Seminare appena si scioglie la neve: otto ortaggi che non risentono delle gelate primaverili

Foto: da fonti aperte

La semina precoce degli ortaggi è un’ottima opportunità per sfruttare al meglio l’umidità naturale di cui il terreno è saturo dopo l’inverno.

Gli esperti consigliano, innanzitutto, di prestare attenzione alle colture che tollerano facilmente il fresco della terra primaverile e che possono sopportare gelate di breve durata.

Non è necessario attendere l’instaurarsi di un calore stabile. Spesso le semine precoci sono molto più efficaci, perché le piante assorbono l’umidità rimasta dopo lo scioglimento della neve. Marzo-aprile è considerato da molti giardinieri il periodo migliore per iniziare i lavori di giardinaggio: le ore di luce sono più lunghe e, grazie alle temperature moderate, si forma un forte apparato radicale.

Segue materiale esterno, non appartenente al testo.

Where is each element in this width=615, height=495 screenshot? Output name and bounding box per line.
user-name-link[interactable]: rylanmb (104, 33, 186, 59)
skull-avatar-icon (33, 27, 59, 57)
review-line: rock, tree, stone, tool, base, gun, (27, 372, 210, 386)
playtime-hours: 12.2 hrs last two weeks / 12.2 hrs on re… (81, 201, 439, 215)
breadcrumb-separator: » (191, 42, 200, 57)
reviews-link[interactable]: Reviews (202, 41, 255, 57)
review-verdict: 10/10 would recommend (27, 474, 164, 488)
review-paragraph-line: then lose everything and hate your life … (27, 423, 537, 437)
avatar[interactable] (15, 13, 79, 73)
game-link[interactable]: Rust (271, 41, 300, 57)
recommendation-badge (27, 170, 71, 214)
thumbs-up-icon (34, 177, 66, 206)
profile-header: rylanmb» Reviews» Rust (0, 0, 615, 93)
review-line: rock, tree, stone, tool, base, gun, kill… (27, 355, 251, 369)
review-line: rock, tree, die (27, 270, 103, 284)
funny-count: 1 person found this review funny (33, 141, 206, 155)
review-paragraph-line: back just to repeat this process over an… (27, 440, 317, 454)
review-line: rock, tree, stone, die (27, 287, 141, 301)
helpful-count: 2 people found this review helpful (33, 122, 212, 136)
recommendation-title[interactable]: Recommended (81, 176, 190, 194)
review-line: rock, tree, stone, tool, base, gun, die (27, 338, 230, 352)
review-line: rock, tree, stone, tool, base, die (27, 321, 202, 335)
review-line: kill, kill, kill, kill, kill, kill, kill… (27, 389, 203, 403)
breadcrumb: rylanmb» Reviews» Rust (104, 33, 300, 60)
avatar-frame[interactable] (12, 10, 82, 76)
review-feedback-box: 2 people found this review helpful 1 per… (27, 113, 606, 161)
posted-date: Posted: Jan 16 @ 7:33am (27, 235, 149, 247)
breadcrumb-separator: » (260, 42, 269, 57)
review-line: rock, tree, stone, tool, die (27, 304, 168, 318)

Molti ortaggi ed erbe aromatiche precoci hanno un adattamento naturale alle condizioni fresche. Se si semina in un terreno appena scongelato, le piante si induriscono naturalmente. Di conseguenza, avranno una buona resistenza alle malattie e ai parassiti.

Ruccola

Un’erba aromatica che può essere seminata in piena terra a partire dalla fine di marzo. Inoltre, il fresco primaverile avrà un effetto positivo sul suo sapore: le foglie saranno meno amare e più tenere.

Ravanello

È considerata una delle colture precoci primaverili più veloci e meno fantasiose. Di solito viene seminata a fine marzo o inizio aprile. I semi germinano senza problemi a temperature di circa +2…+3 °C. Le giovani foglie possono resistere anche a gelate di breve durata di -3…-4 °C.

Spinaci

È una pianta che cresce meglio in condizioni umide e fresche. Se la semina è troppo tardiva, gli spinaci formeranno gli steli fiorali troppo rapidamente ed entreranno nella fase di ripresa, non accumulando più massa fogliare.

Senape per insalata

Questa coltura è piuttosto resistente, può essere coltivata anche in terreni piuttosto freschi. E se si copre il letto con agrofibra, il raccolto sarà ancora più precoce.

Carote

È consigliabile seminare questa coltura all’inizio di aprile, in modo che la pianta sfrutti al massimo l’umidità naturale del terreno. In questo caso, però, non bisogna aspettarsi che i germogli compaiano subito: a volte ci vogliono 2-3 settimane.

Piselli

I semi di questa coltura hanno un guscio denso che li protegge dalle basse temperature. Anche se dopo la semina tornano gelate di breve durata, i semi rimangono nel terreno e germogliano non appena fa più caldo.

Semi di cipolla

Tradizionalmente, aprile è considerato il periodo ottimale per la semina. Grazie al terreno fresco, l’apparato radicale si sta sviluppando attivamente e questo contribuirà a formare un bulbo denso e grande in futuro.

Prezzemolo in foglie

I semi di questa coltura contengono oli essenziali, quindi germinano più lentamente. Una semina precoce e un terreno ben idratato permettono alla pianta di germogliare prima.